If leaders of the main opposition party support a government move, the government must have done something right. Right?
The Jammu and Kashmir Reorganisation Bill, 2019, was introduced by Home Minister Amit Shah of the BJP in both houses of the Indian Parliament.
It was passed in the Rajya Sabha on 5 August 2019 by a two-thirds majority (125:61) and subsequently passed in the Lok Sabha on 6 August 2019 by a six-seventh majority (370:70).
The 370 votes in favour of the Bill in the Lok Sabha was in itself some kind of divine signal, as the Bill automatically revoked Article 370 of the Indian Constitution, which gave special status to the state of Jammu & Kashmir.
The Bill proposes to reorganise the State of Jammu and Kashmir into two union territories, one to be called Jammu and Kashmir, and the other Ladakh.
The introduction of the Bill was preceded by a Presidential Order under Article 370 of the Indian Constitution declaring, inter alia, that all the provisions of the Indian Constitution would be applicable to Jammu and Kashmir. This enabled the Indian Parliament to enact legislation that would rearrange the State’s organisation.
Going against the official party line of the Congress party, many senior party leaders, including Janardhan Dwivedi, Bhubaneswar Kalita (the party’s chief whip in the Rajya Sabha), Jyotiraditya Scindia, Milind Deora, RPN Singh, Jitin Prasada, Randeep Hooda, Ranjeet Ranjan and Jaiveer Shergill, supported the NDA government’s move.

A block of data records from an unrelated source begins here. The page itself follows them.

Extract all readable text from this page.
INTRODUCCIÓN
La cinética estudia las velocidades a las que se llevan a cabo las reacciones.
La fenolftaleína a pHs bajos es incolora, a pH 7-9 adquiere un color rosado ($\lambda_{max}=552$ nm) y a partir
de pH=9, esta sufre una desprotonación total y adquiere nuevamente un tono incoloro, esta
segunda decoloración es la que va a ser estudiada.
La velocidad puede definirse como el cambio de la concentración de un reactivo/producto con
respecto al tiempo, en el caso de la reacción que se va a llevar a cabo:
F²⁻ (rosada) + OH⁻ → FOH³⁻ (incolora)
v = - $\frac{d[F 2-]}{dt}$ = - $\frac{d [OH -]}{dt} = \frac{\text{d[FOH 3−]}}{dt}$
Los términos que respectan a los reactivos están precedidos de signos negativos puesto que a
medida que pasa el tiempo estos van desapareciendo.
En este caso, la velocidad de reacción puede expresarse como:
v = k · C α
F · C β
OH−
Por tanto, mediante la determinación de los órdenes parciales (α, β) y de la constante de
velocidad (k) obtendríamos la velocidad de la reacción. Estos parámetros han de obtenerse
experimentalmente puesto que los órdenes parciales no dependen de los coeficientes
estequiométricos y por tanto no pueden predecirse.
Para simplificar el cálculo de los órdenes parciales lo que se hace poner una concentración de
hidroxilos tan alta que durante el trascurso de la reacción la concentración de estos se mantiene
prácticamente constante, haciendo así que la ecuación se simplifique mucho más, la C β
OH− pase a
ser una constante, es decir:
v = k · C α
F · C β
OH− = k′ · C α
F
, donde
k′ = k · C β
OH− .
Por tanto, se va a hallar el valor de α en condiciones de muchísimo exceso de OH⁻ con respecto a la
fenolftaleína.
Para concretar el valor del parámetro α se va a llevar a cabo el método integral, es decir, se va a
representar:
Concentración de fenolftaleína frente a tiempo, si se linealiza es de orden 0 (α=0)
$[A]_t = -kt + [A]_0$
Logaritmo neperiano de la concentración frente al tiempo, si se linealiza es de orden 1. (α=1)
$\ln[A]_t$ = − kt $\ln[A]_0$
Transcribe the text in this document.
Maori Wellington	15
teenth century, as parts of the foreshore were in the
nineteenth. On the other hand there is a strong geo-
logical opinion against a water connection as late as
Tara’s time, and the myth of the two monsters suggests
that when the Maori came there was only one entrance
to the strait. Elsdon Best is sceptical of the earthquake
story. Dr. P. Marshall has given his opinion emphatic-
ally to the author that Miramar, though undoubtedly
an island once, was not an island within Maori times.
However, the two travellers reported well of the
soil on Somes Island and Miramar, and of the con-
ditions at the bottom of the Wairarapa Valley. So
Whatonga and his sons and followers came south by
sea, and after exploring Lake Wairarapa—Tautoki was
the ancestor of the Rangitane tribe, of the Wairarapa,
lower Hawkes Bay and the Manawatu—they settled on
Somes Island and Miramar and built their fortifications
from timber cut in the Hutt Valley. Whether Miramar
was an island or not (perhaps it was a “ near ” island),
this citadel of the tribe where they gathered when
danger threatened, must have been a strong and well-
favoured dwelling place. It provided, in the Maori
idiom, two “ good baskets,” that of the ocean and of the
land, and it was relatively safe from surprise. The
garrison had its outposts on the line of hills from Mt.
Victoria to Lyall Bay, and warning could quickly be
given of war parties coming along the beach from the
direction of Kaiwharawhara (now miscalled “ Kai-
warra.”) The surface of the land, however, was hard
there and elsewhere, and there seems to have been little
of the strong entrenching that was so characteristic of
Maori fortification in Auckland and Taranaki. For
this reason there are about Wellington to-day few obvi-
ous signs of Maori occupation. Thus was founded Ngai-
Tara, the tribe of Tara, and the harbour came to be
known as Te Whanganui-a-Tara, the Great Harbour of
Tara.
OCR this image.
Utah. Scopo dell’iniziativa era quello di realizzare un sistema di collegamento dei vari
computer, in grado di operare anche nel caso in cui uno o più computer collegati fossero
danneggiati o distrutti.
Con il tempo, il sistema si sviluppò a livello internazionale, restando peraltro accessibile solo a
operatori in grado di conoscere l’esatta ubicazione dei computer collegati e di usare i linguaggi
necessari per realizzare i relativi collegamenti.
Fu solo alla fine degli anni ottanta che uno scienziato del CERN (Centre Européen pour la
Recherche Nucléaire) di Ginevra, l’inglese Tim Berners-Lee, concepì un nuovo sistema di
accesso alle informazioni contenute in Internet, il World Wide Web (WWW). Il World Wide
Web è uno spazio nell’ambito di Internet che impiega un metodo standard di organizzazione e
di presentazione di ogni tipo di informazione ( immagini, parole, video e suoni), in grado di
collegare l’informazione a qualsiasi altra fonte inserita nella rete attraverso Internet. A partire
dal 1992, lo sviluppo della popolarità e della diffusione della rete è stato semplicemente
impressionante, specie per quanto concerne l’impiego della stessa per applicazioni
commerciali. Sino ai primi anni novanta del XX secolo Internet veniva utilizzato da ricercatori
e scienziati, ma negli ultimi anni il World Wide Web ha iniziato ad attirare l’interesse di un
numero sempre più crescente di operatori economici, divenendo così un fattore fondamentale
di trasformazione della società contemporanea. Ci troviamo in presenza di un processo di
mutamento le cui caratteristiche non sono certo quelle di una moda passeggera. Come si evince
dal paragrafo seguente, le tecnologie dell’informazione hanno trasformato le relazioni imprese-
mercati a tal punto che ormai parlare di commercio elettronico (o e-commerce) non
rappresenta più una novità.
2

Even Dr. Karan Singh, son of erstwhile Maharaja Hari Singh of Jammu & Kashmir, and former Sadr-i-Riyasat (President) of J&K from 1952 to 1965 and then the state’s governor from 1965 to 1967, supported to moves to make Ladakh a separate UT and also to remove Article 35A.
In my living memory, I don’t remember so many senior party leaders going against the official party line on any issue. Clearly, Congress party’s troubles are far beyond just finding a successor to Rahul Gandhi.